As each of us increases our number of digital accounts, we have more passwords to keep track of than ever. According to a 2020 Nordpass study, the average American has 100 passwords. That’s a lot to keep track of! No wonder we use passwords that are simple to remember. To make it easy on ourselves, some of us resort to frequently used passwords like qwerty, iloveyou, password, 12345678 and football, each of which is estimated to take less than a second for a hacker to crack.
What can we do to make sure our personal information stays safe? Here are some tips on creating more secure passwords–and remembering them–so you can keep your private data private.
First rule of passwords: don’t share
For password safety, it’s important to keep them to yourself only. When you share a password with someone else, you’re giving away access to any of your accounts that use that password. Maybe you’re sharing it with a person who wouldn’t unknowingly do you harm but who might store your password in an insecure location or where it’s vulnerable to phishing schemes. Or maybe you’re victim to a love scam with a person who is violating your trust to take your money. Or you’re unknowingly giving your password to a scammer posing as a representative of your financial institution.
It’s a good rule of thumb to be suspicious of anyone who asks for your log-in information, and to never give it out.
Never provide personal information in response to a text message or phone call purportedly from The Summit. No credit union employee would ever reach out to you and ask for personal information such as account numbers, usernames, passwords or passcodes.

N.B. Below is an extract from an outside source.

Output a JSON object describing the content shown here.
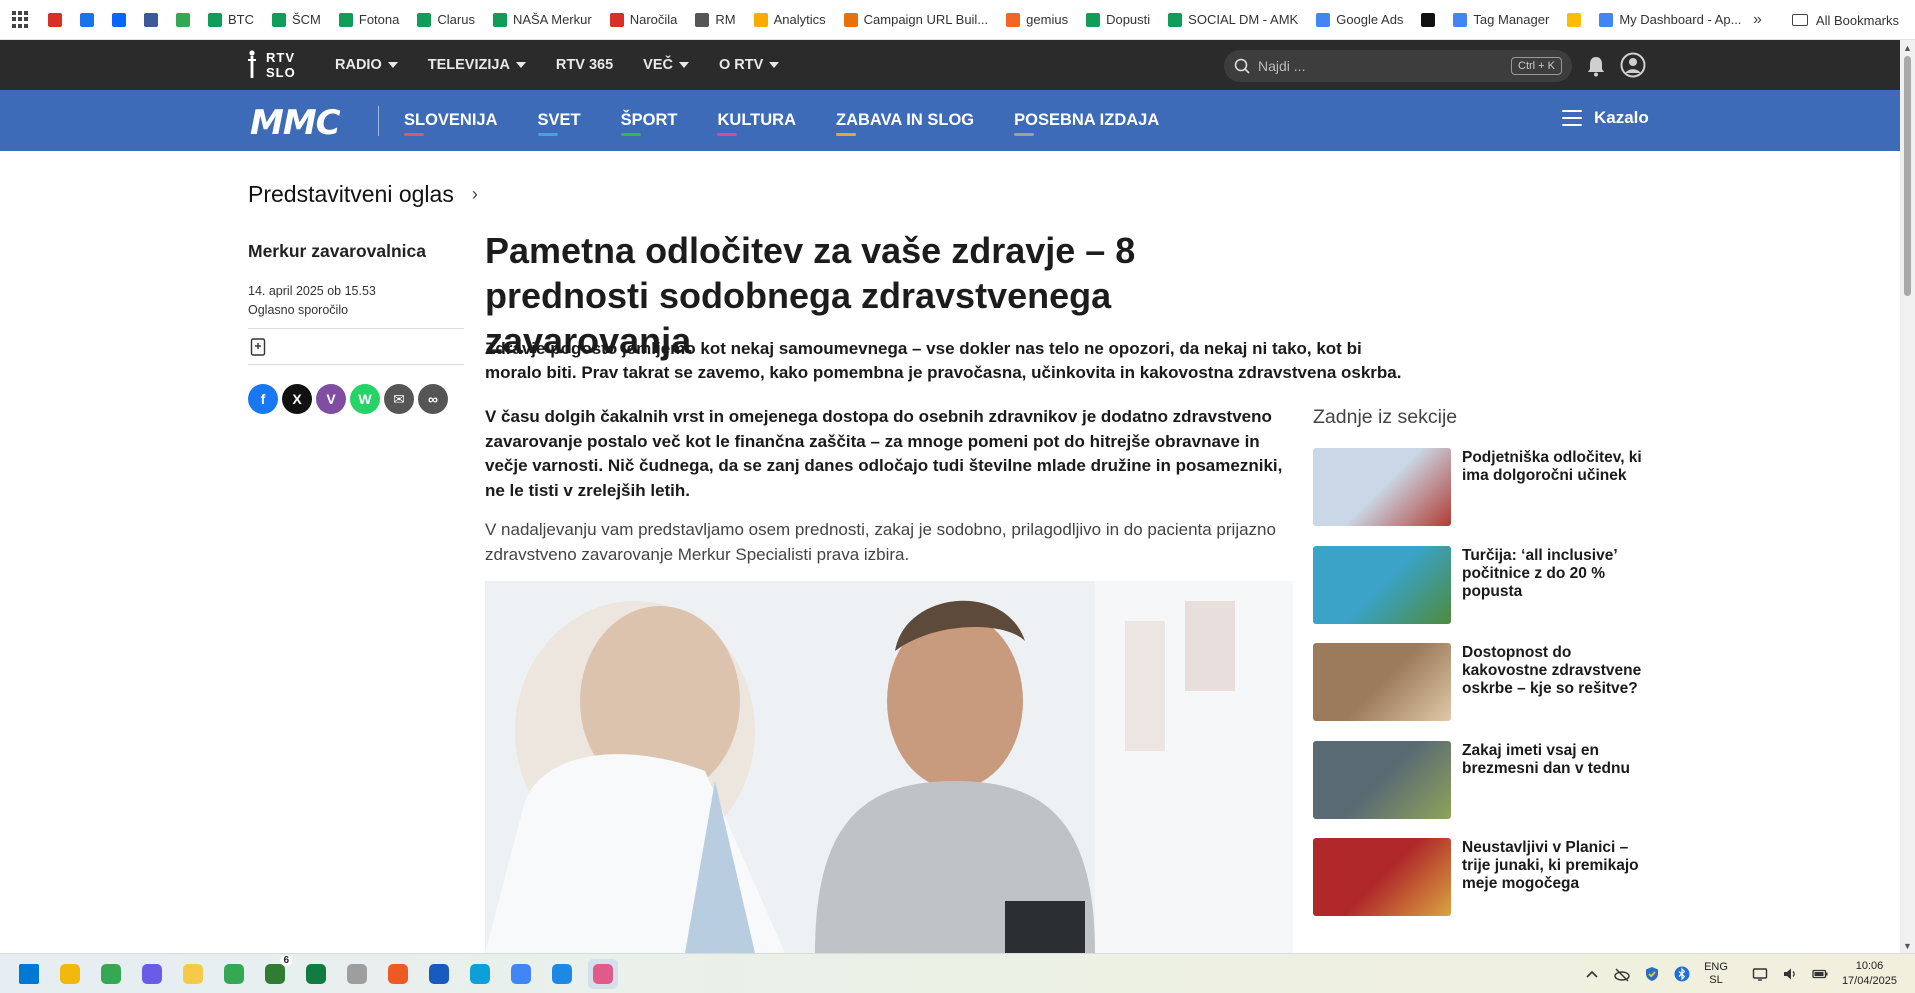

For more about spotting financial scams, visit our fraud prevention center.
Don’t write them down
We know. Keeping passwords in a notebook or on a slip of paper is fast and easy. But it just isn’t safe. All it takes is for someone to come across your password or list of passwords—at the store, in your desk, or in that wallet you lost–for your security to be severely compromised. Skip the old school pen and paper.
Use a password manager
Instead, use a password manager, which is a utility or app that stores and keeps track of your passwords. With these apps, you only need to remember one password to access the others. Some password managers are free, but the ones available through a paid subscription tend to have more features. Do your research to see which password manager is best for you.
What about letting your internet browser save passwords for you? Although doing this is convenient, it poses additional risks and isn’t recommended. And for that matter, don’t store payment information, whether that’s locally on your device or on retail websites.
Have a program create your passwords… or make them yourself
Password safety can be convenient. Password managers not only can store your passwords but can make them in the first place. Opinions differ on whether computer-generated passwords are better, or whether it’s okay to make the passwords yourself. If you do make your own password, use a passphrase, a string of unrelated words peppered with special characters. Passphrases tend to be easier to remember than a jumble of complicated letters and symbols.
Make your passphrase 12 characters long at least, and include upper case, lower case and special characters. So, instead of Lkjh$%d^7RbL@q, use a phrase like OutletHairPlum and change it around a little, maybe to something like ouTleth%aiRplum. Substituting a numeral for a letter, like “5” for “S” also isn’t recommended, because hackers can decipher these rather easily.
Use a different password for each account
Repeating passwords is a no-no. If a hacker gets ahold of one password and access one of your accounts, why make it easy to get into another account as well?
It’s also recommended to change your passwords frequently. Some people make new passwords the same time they change their clocks in the spring and fall, but for optimal password safety, change passwords every 60-90 days or sooner.
If any of your accounts has an option to use multi-factor authentication, do it. What this means is that after logging in, the account will ask for a code that it sends to your mobile or email. This confirms your identity, and the extra step helps keep hackers out of your accounts. It’s like having an extra bolt lock on your front door.